Human mobility, both via long-term migration and shorter-term circulation of individuals between areas of low and high malaria burden, may affect malaria incidence, but it is unknown as yet how this mobility dynamic interacts with climate, and we suggest that a multi-patch model that takes into account the detailed lifecycles of vector and parasite, temperature variability and the physics of anopheline habitat, along with the host phenomena of immunity, superinfection, and asymptomatic infection would entail a somewhat unified framework for studying malaria spread from lowland to highland regions. We further suggest that this more limited geographic scope may better elucidate the effect of climate change on malaria transmission than global scale models. Nevertheless, the development of a new family of malaria potential maps, employing a variety of more recent malaria models, temperature variability, and IPCC climate projections, may be highly instructive in determining the robustness of past authors’ conclusions and sensitivity to modeling choices. Towards such an end, the recent works of Ryan et al. (2015b) and Yamana et al. (2016) can serve as excellent guides.

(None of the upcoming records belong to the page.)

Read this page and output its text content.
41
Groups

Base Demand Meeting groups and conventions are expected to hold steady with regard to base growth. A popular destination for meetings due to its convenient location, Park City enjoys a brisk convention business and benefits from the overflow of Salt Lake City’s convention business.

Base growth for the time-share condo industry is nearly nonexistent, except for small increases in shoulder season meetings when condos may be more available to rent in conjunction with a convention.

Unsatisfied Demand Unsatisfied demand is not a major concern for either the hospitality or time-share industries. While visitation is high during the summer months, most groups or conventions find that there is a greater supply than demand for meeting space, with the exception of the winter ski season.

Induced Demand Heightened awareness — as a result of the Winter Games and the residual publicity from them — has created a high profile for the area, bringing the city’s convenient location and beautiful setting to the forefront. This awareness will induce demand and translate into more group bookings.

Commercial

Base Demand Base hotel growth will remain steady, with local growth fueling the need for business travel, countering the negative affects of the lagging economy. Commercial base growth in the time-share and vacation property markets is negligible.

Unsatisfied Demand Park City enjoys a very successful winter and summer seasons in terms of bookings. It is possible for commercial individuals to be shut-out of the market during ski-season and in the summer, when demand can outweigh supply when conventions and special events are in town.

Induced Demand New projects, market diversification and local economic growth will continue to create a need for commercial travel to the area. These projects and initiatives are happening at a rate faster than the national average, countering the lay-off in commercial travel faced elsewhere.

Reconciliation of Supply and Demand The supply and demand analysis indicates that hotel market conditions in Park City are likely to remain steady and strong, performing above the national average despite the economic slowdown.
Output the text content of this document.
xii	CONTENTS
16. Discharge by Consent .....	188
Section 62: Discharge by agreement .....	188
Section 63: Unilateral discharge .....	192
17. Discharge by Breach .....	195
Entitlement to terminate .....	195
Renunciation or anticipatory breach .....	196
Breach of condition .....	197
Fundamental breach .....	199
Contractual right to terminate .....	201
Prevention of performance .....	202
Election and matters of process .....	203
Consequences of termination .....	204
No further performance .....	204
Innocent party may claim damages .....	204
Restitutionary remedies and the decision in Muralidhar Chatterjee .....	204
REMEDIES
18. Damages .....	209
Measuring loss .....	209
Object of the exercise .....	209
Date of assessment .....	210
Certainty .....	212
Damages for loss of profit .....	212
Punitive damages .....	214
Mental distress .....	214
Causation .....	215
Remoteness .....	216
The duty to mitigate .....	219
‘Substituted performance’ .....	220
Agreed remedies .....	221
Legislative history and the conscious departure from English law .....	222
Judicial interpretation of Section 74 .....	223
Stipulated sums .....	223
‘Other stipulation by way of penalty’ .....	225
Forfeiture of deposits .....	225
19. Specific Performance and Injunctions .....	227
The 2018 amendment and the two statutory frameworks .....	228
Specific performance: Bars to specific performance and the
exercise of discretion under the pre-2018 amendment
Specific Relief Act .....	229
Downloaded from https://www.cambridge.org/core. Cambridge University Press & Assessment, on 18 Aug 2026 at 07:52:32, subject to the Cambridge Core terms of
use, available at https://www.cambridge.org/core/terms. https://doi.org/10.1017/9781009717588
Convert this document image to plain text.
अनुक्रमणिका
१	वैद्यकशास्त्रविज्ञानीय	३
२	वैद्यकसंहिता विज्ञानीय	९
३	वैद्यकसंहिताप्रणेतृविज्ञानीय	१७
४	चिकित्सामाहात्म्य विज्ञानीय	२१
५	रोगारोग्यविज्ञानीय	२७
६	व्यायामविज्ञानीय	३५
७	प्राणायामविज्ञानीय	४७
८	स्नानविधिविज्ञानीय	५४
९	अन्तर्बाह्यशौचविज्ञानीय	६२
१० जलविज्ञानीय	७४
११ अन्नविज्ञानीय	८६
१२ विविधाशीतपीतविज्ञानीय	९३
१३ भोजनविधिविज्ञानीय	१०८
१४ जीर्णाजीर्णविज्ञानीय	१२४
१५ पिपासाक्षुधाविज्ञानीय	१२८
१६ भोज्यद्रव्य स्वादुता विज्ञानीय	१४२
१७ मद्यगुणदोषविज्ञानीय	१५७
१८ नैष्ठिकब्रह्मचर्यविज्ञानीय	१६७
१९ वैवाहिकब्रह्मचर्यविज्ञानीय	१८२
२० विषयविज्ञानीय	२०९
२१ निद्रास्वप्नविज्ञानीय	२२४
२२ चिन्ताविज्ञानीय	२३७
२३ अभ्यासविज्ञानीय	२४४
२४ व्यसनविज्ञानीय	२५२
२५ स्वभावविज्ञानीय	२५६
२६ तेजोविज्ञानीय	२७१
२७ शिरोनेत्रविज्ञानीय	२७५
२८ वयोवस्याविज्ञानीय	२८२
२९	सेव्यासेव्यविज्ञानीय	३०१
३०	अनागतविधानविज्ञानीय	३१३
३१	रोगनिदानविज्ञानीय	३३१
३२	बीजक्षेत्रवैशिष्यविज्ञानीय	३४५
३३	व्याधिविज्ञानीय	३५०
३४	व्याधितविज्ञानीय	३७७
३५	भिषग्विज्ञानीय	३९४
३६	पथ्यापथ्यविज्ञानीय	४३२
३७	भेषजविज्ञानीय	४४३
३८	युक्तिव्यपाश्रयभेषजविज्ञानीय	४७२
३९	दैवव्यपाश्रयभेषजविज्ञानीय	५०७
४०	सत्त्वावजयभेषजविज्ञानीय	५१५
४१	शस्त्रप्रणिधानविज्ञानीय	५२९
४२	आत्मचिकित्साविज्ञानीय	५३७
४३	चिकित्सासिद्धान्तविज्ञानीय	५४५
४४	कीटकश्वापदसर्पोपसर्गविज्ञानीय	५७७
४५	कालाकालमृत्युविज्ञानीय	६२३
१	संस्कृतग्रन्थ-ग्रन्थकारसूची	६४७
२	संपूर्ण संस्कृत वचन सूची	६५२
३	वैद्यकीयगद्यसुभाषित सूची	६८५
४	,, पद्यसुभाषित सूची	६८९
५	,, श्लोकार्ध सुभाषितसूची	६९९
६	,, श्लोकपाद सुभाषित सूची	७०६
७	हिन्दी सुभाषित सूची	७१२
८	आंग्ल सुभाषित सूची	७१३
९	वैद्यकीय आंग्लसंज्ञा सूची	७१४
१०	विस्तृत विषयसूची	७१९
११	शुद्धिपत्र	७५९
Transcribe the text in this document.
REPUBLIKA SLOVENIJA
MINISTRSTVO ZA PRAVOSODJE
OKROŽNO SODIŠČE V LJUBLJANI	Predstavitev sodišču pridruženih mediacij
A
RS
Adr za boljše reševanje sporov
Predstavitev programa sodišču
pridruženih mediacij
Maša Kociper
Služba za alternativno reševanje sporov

Additionally, making the primary focus of malaria mapping upon populations at risk, both current and projected, rather than land area, is likely of import, especially since most population in Africa is currently concentrated in relatively warm Western coastal Africa, where malaria is highly endemic and the effect of climate change upon malaria may be equivocal, and in cooler areas of Eastern Africa, mainly Ethiopia and the region surrounding Lake Victoria, where global warming may be more likely to increase disease potential. Dramatic population growth is projected throughout sub-Saharan Africa, and Nigeria, already the most populous African nation and one with a high malaria burden, may see its population more than double by 2050 (United Nations 2017). Urban environments also are less malarious than the countryside, and so the urban versus rural divide is also important to consider (as done in Ryan et al. (2015b)).

There are multiple modeling traditions within the field of mathematical malariology, and we have been restricted by space to focus primarily on only one; we have very briefly touched on these traditions in Sect. 7, and we also refer the reader to other useful reviews, including Mandal et al. (2011), Smith et al. (2012) and Reiner et al. (2013). Malaria immunity, abiotic factors including land use, and control efforts have all proven fundamental to the epidemiology of the disease, and unifying weather-driven models with these biologic and social phenomena is a fundamental task for the future.